NEW HAVEN, Conn. (WTNH) — Celebrated African American folk artist Winfred Rembert, who survived a near-lynching as a teenager in the Jim Crow South, says he’s not optimistic about the future for black people in the United States.

“This skin turns people off,” said Rembert, who lives in New Haven, Connecticut. “I don’t know why. Out of all the skins in the world when it comes to black skin, people are turned off, and they’ll do things to black skin that they wouldn’t do to any other skin. Why is that? Why is it so easy to pull the trigger on a black man? Why is it so easy to tase a black man when he hasn’t done a damn thing? Why is it so easy to do that? Why is it so easy to slap his face and knock him to the ground and mistreat him just because his skin is black? Not just in the streets. I mean in corporate America. It’s the same thing.”

Rembert’s skin has been the justification for white men to beat him, attempt to lynch him and even force him to work in cotton fields. Rembert detailed those experiences in the films “All Me: The Life and Times of Winfred Rembert” and “Ashes to Ashes.”

WATCH: Winfred Rembert recounts his life experiences

The 74-year-old now carves his scars onto another skin: leather etchings that depict his memories and add up to the heritage of an entire country.

“I can’t see a better future when I look at George Floyd.”

Rembert’s depictions of police beatings and the nightmares that stalk young black men are not historical depictions.

“I can’t see a better future when I look at George Floyd,” he said. “I can’t see a better future when I look at my son.”

His skin, Rembert said, is “chasing me to my grave. Chasing my son right behind me.”

On this Juneteenth, which many hope will mark the dawn of a new freedom, a true freedom — from systemic racism, violence and economic oppression — Rembert won’t play to platitudes.

“I would love to sit here with you and say, ‘we’re going to celebrate and we’re going to have a good time,’ but I have no hope. To me right now, Juneteenth is just a word.”

But Rembert’s son John disagrees.

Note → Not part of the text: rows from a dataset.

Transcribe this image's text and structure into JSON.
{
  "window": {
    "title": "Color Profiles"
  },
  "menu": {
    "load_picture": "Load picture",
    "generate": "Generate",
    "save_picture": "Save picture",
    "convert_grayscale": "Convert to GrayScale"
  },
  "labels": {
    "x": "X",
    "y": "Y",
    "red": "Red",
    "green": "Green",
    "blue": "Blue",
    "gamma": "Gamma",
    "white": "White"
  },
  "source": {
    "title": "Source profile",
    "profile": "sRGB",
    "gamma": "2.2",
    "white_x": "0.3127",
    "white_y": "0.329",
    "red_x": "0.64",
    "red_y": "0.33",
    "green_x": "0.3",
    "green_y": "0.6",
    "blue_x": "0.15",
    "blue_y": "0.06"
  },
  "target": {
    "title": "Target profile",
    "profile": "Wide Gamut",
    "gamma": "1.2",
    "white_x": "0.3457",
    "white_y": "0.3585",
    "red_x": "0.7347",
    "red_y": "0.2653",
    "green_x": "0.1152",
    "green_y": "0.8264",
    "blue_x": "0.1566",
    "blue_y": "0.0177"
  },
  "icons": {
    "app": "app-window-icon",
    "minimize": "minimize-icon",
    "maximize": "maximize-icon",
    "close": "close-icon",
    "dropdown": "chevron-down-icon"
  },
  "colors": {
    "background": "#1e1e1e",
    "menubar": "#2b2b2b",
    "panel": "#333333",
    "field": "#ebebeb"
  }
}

He shares his father’s skin, in a world that has given him plenty of his own scars. 

John said he is ready to share his father’s burden, too. 

“To survive captivity in Africa, Middle Passage, slavery, wars, civil rights, gang violence and then to still be here … there’s hope,” John said. “There’s hope. If we’re going to be eradicated, it would have happened a long time ago. We refuse to go anywhere. We want our place in this world as Black Americans. We want our identity.”

He wants a world where he doesn’t have to worry about whether the way he talks, walks, dresses, laughs or shows anger will mean the loss of his life or livelihood. 

WATCH: John speaks about his challenges, changes he hopes to see

A world where scars can heal.

“We have to do something different now. We have to start creating a new history.”